Insurers have said that too many opportunities to access the exchanges made it easy for consumers to wait until they had an illness or an expensive health event, such as surgery, to sign up for coverage. Such adverse selection drove up costs for insurers, especially when many of these same consumers dropped coverage once they were finished treatment.

The rule does the following:

· Shortens the 2018 open enrollment period. Open enrollment on the exchanges will be cut in half from prior years, to 6 weeks from November 1, 2017, to December 15, 2017.

· Rein in fraud and abuse. Enrollees will need more documentation to prove that those signing up for coverage during special enrollment periods are eligible. Special enrollment periods allow people to access the exchanges outside open enrollment for a qualifying life event, such as getting married, moving, or a change of job status.

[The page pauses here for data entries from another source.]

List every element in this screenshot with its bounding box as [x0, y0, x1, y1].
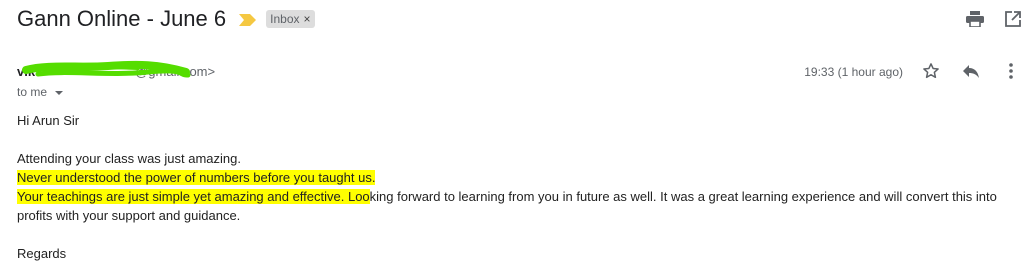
- inbox-label-chip[interactable]: Inbox ×: [266, 10, 315, 28]
- more-vert-icon[interactable]: [1001, 61, 1021, 81]
- message-timestamp: 19:33 (1 hour ago): [804, 65, 903, 79]
- subject-row: Gann Online - June 6 Inbox ×: [17, 6, 315, 32]
- to-label: to me: [17, 85, 48, 99]
- body-line-2-highlight: Never understood the power of numbers be…: [17, 170, 376, 185]
- closing: Regards: [17, 246, 67, 261]
- expand-details-icon[interactable]: [55, 90, 64, 95]
- message-body: Hi Arun Sir Attending your class was jus…: [17, 111, 1012, 263]
- body-line-1: Attending your class was just amazing.: [17, 151, 241, 166]
- thread-toolbar: [965, 9, 1023, 29]
- inbox-label-text: Inbox: [270, 12, 300, 26]
- message-actions: [921, 61, 1021, 81]
- importance-marker-icon[interactable]: [239, 14, 257, 26]
- email-subject: Gann Online - June 6: [17, 6, 227, 31]
- sender-email: @gmail.com>: [135, 64, 216, 79]
- sender-line: vik @gmail.com>: [17, 64, 215, 79]
- open-in-new-window-icon[interactable]: [1003, 9, 1023, 29]
- reply-icon[interactable]: [961, 61, 981, 81]
- sender-name[interactable]: vik: [17, 64, 35, 79]
- star-icon[interactable]: [921, 61, 941, 81]
- body-line-3-highlight: Your teachings are just simple yet amazi…: [17, 189, 370, 204]
- print-icon[interactable]: [965, 9, 985, 29]
- greeting: Hi Arun Sir: [17, 113, 80, 128]
- remove-label-icon[interactable]: ×: [304, 12, 311, 26]
- recipients-toggle[interactable]: to me: [17, 85, 64, 99]
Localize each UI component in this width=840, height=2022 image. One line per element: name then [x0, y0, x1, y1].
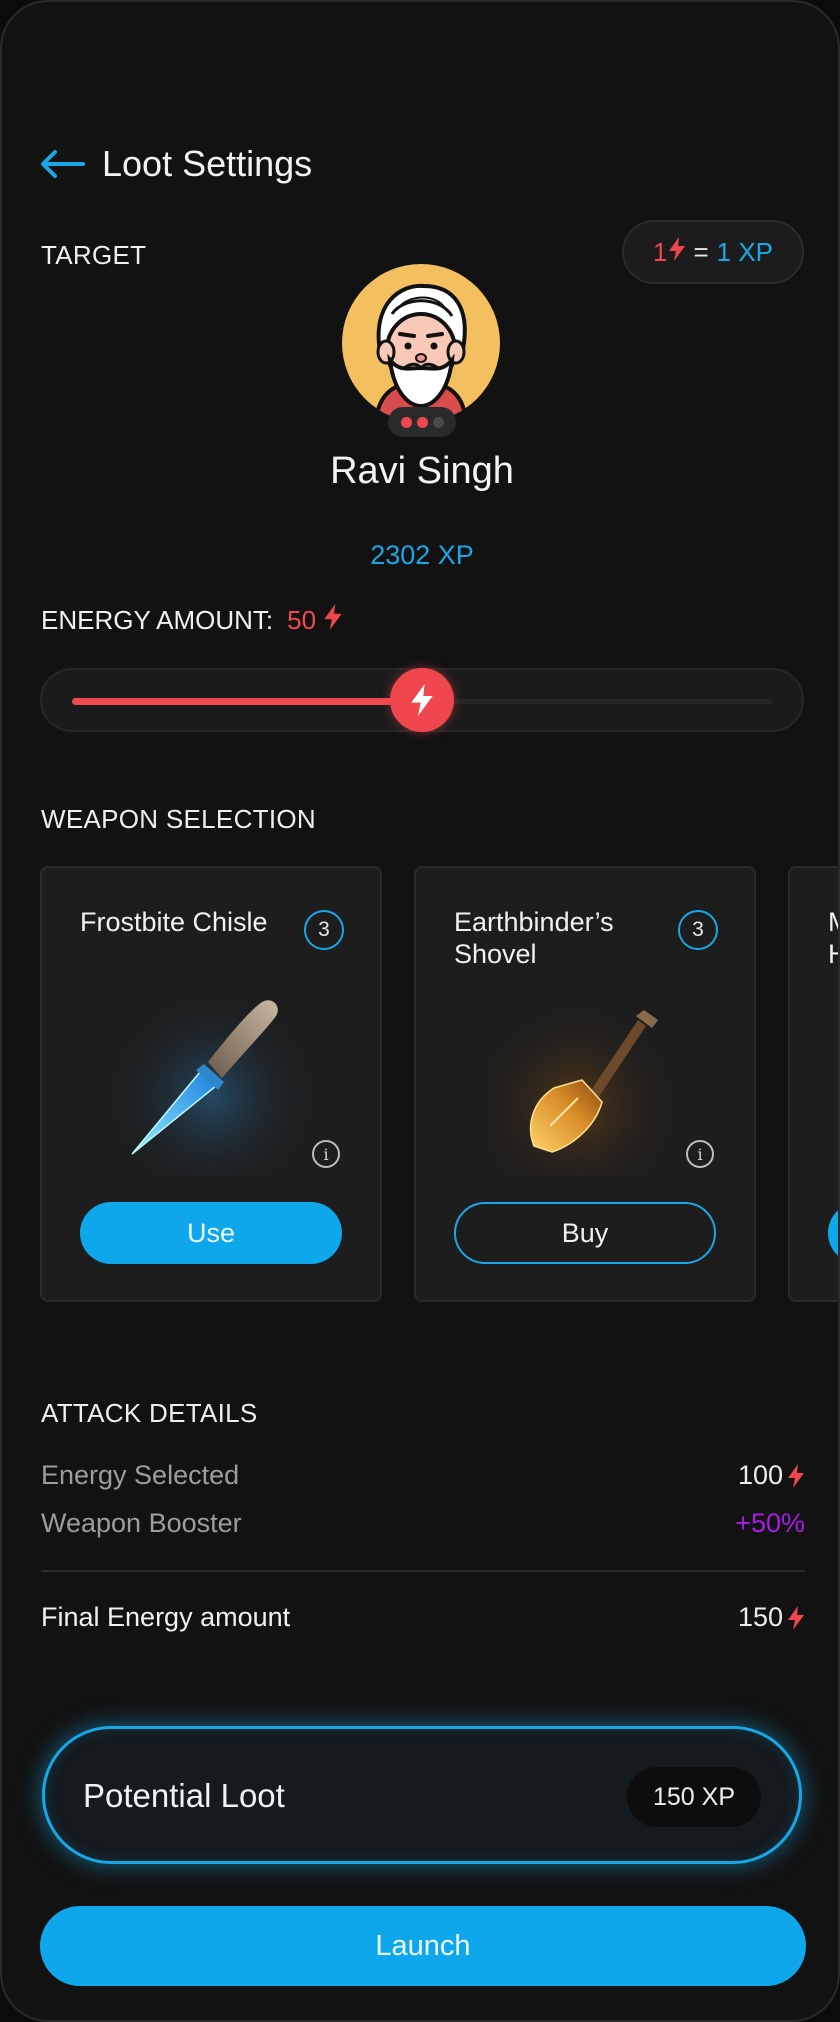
loot-settings-screen: Loot Settings TARGET 1 = 1 XP Ravi Singh… [0, 0, 840, 2022]
final-energy-label: Final Energy amount [41, 1602, 291, 1632]
weapon-carousel[interactable]: Frostbite Chisle 3 i Use Earthbinder’s S… [40, 866, 838, 1302]
info-icon[interactable]: i [312, 1140, 340, 1168]
page-title: Loot Settings [102, 143, 313, 184]
final-energy-row: Final Energy amount 150 [41, 1602, 805, 1633]
energy-amount-label: ENERGY AMOUNT: 50 [41, 604, 342, 637]
shovel-icon [486, 976, 686, 1176]
target-name: Ravi Singh [330, 450, 514, 492]
weapon-booster-value: +50% [735, 1508, 805, 1538]
lightning-icon [669, 236, 686, 268]
back-header[interactable]: Loot Settings [38, 140, 312, 188]
weapon-section-label: WEAPON SELECTION [41, 804, 316, 834]
target-xp: 2302 XP [370, 540, 474, 570]
weapon-name: M H [828, 906, 838, 970]
potential-loot-value: 150 XP [627, 1767, 761, 1827]
weapon-card[interactable]: M H [788, 866, 838, 1302]
rate-energy-amount: 1 [652, 236, 668, 267]
weapon-card[interactable]: Earthbinder’s Shovel 3 i Buy [414, 866, 756, 1302]
status-dot [432, 416, 444, 428]
slider-fill [72, 698, 422, 705]
lightning-icon [411, 684, 433, 716]
attack-section-label: ATTACK DETAILS [41, 1398, 258, 1428]
weapon-count-badge: 3 [678, 910, 718, 950]
target-section-label: TARGET [41, 240, 147, 270]
energy-amount-value: 50 [287, 605, 317, 635]
weapon-booster-row: Weapon Booster +50% [41, 1508, 805, 1539]
launch-button[interactable]: Launch [40, 1906, 806, 1986]
chisel-icon [112, 976, 312, 1176]
lightning-icon [788, 1463, 804, 1488]
weapon-card[interactable]: Frostbite Chisle 3 i Use [40, 866, 382, 1302]
rate-equals: = [693, 236, 709, 267]
rate-xp-amount: 1 XP [716, 236, 774, 267]
weapon-name: Earthbinder’s Shovel [454, 907, 614, 969]
avatar [342, 264, 500, 422]
energy-xp-rate-badge: 1 = 1 XP [622, 220, 804, 284]
lightning-icon [324, 604, 342, 637]
weapon-count-badge: 3 [304, 910, 344, 950]
lightning-icon [788, 1605, 804, 1630]
info-icon[interactable]: i [686, 1140, 714, 1168]
final-energy-value-wrap: 150 [738, 1602, 805, 1633]
energy-selected-row: Energy Selected 100 [41, 1460, 805, 1491]
avatar-status-dots [388, 407, 456, 437]
weapon-booster-label: Weapon Booster [41, 1508, 242, 1538]
energy-slider[interactable] [40, 668, 804, 732]
final-energy-value: 150 [737, 1602, 783, 1632]
status-dot [400, 416, 412, 428]
energy-amount-title: ENERGY AMOUNT: [41, 605, 274, 635]
back-arrow-icon[interactable] [38, 140, 86, 188]
energy-selected-value: 100 [737, 1460, 783, 1490]
status-dot [416, 416, 428, 428]
energy-selected-value-wrap: 100 [738, 1460, 805, 1491]
details-divider [41, 1570, 805, 1572]
weapon-name: Frostbite Chisle [80, 907, 268, 937]
potential-loot-label: Potential Loot [83, 1777, 285, 1814]
slider-thumb[interactable] [390, 668, 454, 732]
buy-button[interactable]: Buy [454, 1202, 716, 1264]
use-button[interactable] [828, 1202, 838, 1264]
use-button[interactable]: Use [80, 1202, 342, 1264]
target-avatar [342, 264, 502, 437]
old-man-avatar-icon [373, 283, 469, 422]
energy-selected-label: Energy Selected [41, 1460, 240, 1490]
potential-loot-card: Potential Loot 150 XP [42, 1726, 802, 1864]
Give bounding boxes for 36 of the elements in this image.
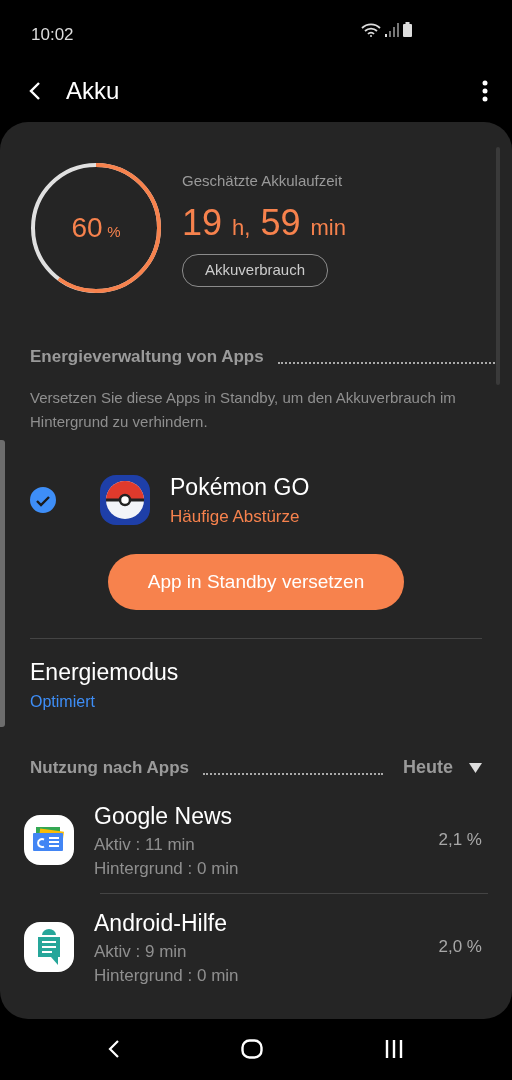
battery-usage-button[interactable]: Akkuverbrauch [182,254,329,287]
section-description: Versetzen Sie diese Apps in Standby, um den Akkuverbrauch im Hintergrund zu verhindern. [30,387,457,432]
home-icon[interactable] [241,1039,263,1059]
background-time: Hintergrund : 0 min [94,964,240,987]
background-time: Hintergrund : 0 min [94,857,240,880]
page-title: Akku [66,76,120,106]
recent-apps-icon[interactable] [383,1039,404,1059]
checkbox[interactable] [30,486,56,513]
app-name: Android-Hilfe [94,908,228,938]
app-name: Google News [94,801,234,831]
estimated-time: 19 h, 59 min [182,201,346,245]
period-dropdown[interactable]: Heute [403,753,453,781]
dropdown-caret-icon[interactable] [469,762,482,773]
power-mode-title[interactable]: Energiemodus [30,655,482,690]
active-time: Aktiv : 11 min [94,834,196,856]
section-title: Nutzung nach Apps [30,757,189,779]
battery-icon [403,22,412,37]
app-name: Pokémon GO [170,472,310,502]
power-mode-value: Optimiert [30,691,96,712]
app-issue: Häufige Abstürze [170,506,301,528]
battery-percent: 60% [71,211,121,245]
status-time: 10:02 [31,24,74,46]
more-options-icon[interactable] [482,80,488,102]
usage-share: 2,1 % [438,828,482,851]
signal-icon [385,22,399,37]
wifi-icon [361,22,381,37]
back-icon[interactable] [28,81,42,101]
edge-handle[interactable] [0,440,5,727]
ball-app-icon [100,474,150,525]
usage-share: 2,0 % [438,935,482,958]
robot-chat-app-icon [24,921,74,972]
estimate-label: Geschätzte Akkulaufzeit [182,170,344,191]
active-time: Aktiv : 9 min [94,941,188,964]
newspaper-app-icon [24,814,74,865]
section-title: Energieverwaltung von Apps [30,346,264,368]
back-icon[interactable] [108,1039,121,1059]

· Promotes continuous coverage. Breaks in coverage are always suspicious to insurers. Enrollees stop paying the premium and may have health problems without engaging with an insurer or doctor, leaving the insurer in the dark about health status if the person returns to the rolls. Provisions in the rule allow insurers to demand that consumers pay past due premiums before they sign up for plan after a break in coverage.

· Increasing choices. Insurers will be given “actuarial value flexibility,” which will allow them to develop low-cost premium options alongside existing plans.

· States have regulatory oversight. For decades, states insurance officials were the primary force in regulating the adequacy of networks, through a national system of state-based regulation under the umbrella of the National Association of Insurance Commissioners (NAIC). While some states have tougher rules than others, the NAIC creates model laws and rules that it encourages states to follow. This part of the CMS rule eliminates what it deems a duplicative federal role in ensuring network adequacy.

CMS also published the calendar for health plans to follow as they decide whether to participate in the exchanges in 2018. Already, Humana has said it will be leaving the exchanges following a failed attempt to merge with Aetna, and Anthem is weighing its participation.

Health plans can submit plans from May 10 to June 21, 2017, and the deadline for rate tables for single-risk pool coverage for qualified health plans in June 21, according to the schedule.

At the most recent NAIC meeting in Denver, state regulators and plans alike said the uncertainty over the future of the ACA is making it difficult to plan for 2018. As the Trump administration regroups from the failure of the House Republicans’ American Health Care Act to win enough votes, there is discussion that President Trump may hold back cost-sharing reductions, the subsidies that make coverage affordable for low- and moderate-income consumers. The move would aim to force Democrats to take part in a healthcare overhaul, Trump said in an interview with The Wall Street Journal.

However, leading healthcare organizations that include the American Hospital Association and the American Medical Association have called on the administration to commit to funding the cost-sharing reductions for 2018, to bring stability and certainty for insurers and consumers. The groups say the subsidies help about 7 million Americans.